Sul punto è il caso di ricordare che in tema di risarcimento dei danni subiti da un veicolo (cui, nella fattispecie, può essere equiparata la bicicletta), il preventivo di riparazione non seguito da una fattura, in difetto di ulteriori elementi di prova di cui costituisca riscontro, è un documento che non può rivestire alcuna valenza probatoria, in quanto trattasi pur sempre di un atto di parte formatosi senza contraddittorio. Quanto affermato vale a maggior ragione nell’ipotesi in cui non venga fornita la dimostrazione che i prezzi indicati siano conformi a quelli di listino e non venga indicato il costo unitario della manodopera e le ore necessarie per il ripristino del veicolo, venendo meno così la possibilità di ogni verifica sulla congruità (cfr., ex plurimis, Trib. Roma sez. XI, 14/10/2019, n. 19631).

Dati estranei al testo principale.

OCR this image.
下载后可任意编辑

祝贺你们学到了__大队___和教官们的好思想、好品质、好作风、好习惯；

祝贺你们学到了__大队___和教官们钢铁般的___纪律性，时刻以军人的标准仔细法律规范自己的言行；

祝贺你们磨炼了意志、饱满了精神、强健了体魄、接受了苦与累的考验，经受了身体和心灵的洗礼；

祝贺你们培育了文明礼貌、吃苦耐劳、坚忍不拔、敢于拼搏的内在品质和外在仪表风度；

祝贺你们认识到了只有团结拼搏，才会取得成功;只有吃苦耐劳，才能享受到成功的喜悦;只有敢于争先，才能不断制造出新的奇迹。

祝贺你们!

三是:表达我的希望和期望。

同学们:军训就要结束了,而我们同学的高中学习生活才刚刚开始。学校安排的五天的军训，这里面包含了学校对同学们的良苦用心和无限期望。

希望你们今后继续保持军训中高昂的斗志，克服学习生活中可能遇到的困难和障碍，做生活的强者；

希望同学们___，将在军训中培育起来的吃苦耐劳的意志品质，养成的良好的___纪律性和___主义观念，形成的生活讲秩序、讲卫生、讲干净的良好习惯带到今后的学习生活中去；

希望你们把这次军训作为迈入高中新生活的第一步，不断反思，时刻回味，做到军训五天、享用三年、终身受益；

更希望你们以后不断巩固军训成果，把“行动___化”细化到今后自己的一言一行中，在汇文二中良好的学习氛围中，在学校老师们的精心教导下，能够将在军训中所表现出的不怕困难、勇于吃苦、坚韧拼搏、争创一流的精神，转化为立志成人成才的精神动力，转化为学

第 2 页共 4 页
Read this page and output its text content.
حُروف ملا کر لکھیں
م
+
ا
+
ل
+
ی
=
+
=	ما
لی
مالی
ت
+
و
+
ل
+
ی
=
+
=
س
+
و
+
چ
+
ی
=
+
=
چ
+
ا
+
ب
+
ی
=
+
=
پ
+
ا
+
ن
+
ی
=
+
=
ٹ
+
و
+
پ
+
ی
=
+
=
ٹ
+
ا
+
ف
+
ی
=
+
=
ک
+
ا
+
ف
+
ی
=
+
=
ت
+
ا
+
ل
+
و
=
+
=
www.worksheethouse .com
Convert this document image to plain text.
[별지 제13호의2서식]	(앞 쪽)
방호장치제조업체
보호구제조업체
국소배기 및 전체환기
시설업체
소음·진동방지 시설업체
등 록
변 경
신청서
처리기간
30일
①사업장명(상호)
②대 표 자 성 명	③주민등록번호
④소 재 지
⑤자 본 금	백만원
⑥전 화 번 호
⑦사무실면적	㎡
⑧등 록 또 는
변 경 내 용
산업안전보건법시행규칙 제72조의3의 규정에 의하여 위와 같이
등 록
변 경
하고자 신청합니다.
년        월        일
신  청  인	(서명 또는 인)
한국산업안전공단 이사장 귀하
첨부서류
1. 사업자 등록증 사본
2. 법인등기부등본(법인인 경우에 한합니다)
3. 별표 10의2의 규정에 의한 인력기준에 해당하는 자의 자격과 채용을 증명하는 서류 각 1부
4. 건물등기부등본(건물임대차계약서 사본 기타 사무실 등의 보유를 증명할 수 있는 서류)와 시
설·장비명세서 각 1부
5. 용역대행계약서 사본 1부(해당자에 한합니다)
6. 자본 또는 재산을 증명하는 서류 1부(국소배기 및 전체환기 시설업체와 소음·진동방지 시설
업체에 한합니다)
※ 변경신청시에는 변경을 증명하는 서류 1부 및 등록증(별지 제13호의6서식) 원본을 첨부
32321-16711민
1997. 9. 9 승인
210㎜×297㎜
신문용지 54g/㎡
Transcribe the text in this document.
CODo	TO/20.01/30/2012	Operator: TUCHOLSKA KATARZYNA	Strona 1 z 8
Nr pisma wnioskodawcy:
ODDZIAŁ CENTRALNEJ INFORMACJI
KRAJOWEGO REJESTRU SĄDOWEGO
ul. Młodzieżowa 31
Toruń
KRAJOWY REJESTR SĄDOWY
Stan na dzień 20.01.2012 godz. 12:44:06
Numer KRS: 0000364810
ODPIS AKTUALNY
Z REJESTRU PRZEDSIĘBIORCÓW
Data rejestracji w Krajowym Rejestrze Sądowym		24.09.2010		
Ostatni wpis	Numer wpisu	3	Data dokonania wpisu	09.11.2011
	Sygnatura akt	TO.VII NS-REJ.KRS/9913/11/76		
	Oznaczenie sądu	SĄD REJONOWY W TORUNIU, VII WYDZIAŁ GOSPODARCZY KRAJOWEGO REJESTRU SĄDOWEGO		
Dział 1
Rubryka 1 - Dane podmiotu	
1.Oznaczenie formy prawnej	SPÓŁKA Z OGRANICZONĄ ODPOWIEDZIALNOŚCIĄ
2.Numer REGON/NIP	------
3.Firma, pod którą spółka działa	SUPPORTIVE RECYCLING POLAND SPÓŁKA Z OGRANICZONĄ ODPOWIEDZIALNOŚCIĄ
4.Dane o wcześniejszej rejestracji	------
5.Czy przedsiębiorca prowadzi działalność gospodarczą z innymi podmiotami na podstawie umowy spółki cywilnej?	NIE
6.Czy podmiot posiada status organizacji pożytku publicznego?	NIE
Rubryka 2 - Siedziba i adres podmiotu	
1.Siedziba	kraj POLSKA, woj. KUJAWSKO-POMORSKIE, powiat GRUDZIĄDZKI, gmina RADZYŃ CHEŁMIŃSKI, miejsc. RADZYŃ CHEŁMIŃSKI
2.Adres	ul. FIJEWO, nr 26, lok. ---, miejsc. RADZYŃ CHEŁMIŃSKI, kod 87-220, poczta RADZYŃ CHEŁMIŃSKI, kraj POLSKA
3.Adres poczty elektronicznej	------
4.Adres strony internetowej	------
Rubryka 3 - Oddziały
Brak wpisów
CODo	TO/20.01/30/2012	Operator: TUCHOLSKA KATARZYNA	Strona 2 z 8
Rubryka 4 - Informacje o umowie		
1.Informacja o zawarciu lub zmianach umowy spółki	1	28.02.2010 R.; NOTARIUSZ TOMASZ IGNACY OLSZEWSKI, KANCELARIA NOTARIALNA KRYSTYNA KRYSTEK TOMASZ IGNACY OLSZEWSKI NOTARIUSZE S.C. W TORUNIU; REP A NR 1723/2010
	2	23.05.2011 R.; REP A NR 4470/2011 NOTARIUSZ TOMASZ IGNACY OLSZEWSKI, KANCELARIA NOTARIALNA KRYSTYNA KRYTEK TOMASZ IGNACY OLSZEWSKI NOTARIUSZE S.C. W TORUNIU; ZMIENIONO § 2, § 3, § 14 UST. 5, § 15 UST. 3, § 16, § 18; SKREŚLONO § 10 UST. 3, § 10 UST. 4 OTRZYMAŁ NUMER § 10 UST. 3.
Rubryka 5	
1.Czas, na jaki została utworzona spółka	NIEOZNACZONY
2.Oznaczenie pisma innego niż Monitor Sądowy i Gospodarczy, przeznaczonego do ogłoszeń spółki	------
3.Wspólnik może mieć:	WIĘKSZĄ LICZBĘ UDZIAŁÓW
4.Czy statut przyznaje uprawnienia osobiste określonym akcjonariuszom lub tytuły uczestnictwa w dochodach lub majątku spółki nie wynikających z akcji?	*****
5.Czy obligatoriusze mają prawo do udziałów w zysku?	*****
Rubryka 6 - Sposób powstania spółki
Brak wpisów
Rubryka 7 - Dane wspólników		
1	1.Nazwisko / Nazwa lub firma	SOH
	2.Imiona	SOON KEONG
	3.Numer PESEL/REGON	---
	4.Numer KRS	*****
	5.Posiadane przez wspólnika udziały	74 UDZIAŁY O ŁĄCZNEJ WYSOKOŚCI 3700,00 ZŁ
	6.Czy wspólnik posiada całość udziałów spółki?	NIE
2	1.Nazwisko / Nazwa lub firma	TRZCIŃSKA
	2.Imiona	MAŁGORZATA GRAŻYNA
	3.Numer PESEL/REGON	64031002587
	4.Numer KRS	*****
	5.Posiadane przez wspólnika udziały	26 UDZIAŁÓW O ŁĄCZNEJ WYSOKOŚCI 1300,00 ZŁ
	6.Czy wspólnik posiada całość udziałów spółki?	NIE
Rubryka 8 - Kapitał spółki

Alla luce di detto principio – ed anche considerando il fatto che l’attrice ha dedotto, rendendo detta circostanza oggetto di uno specifico capitolo di prova per testi, che le attrezzature danneggiate erano “irreparabili”, così di fatto confermando di non aver sostenuto le spese di riparazione di cui al preventivo – la richiesta di risarcimento per i danni alla bicicletta ed all’abbigliamento va rigettata, per difetto di prova rigorosa e circostanziata. La regolamentazione delle spese processuali segue la soccombenza.

Parte convenuta, pertanto, è tenuta a rifondere alla parte attrice le seguenti spese, liquidate in relazione allo scaglione da Euro 5.201,00 a Euro 26.000 (tenuto conto del quantum riconosciuto, ai sensi dell’art. 5 co. 1 D.M. n. 55/2014, rispetto alla proposta di liquidazione depositata dal difensore della parte):

– le spese per il presente giudizio, pari a Euro 875,00 per la fase di studio, Euro 740,00 per la fase introduttiva, Euro 1600,00 per la fase istruttoria ed Euro 1620,00 per la fase decisionale, e così complessivamente pari a Euro 4.835,00 per compensi, oltre spese generali forfettarie nella misura del 15%, cpa e iva come per legge e oltre esborsi per CU e per marca da bollo; –

 le spese sostenute dall’attrice per la consulenza tecnica di parte, che devono essere rimborsate alla parte vittoriosa, salvo che il giudice non le escluda dalla ripetizione ai sensi dell’art. 92, comma 1, c.p.c. in quanto manifestamente inutili o eccessive (Cass. n. 30289/2019), ipotesi che qui non ricorre, e dunque Euro 305,00 per la perizia medico-legale del dott. (…) nella fase stragiudiziale.

Secondo lo stesso criterio, infine, vanno poste definitivamente a carico della parte convenuta soccombente le spese di CTU, liquidate come da decreto del 24.9.20.

P.Q.M.

Il Tribunale di Perugia, in composizione monocratica, definitivamente pronunciando sulla causa in epigrafe, contrariis reiectis:

1) Accerta la responsabilità ai sensi dell‘art. 2052 c.c. della convenuta (…) per i fatti di causa e, per l’effetto, la condanna a corrispondere all’attrice (…), a titolo di risarcimento del danno non patrimoniale, la complessiva somma di Euro 19.166,02, all’attualità, oltre interessi legali dalla data della presente sentenza al saldo.

2) Condanna (…) a rimborsare a (…) le spese di lite, che si liquidano in complessivi 4.835,00 per compensi, oltre spese e accessori ed oltre ad Euro 305,00 per consulenza tecnica di parte.

3) Pone definitivamente a carico della parte convenuta le spese di CTU, nella misura di cui al decreto di liquidazione in atti.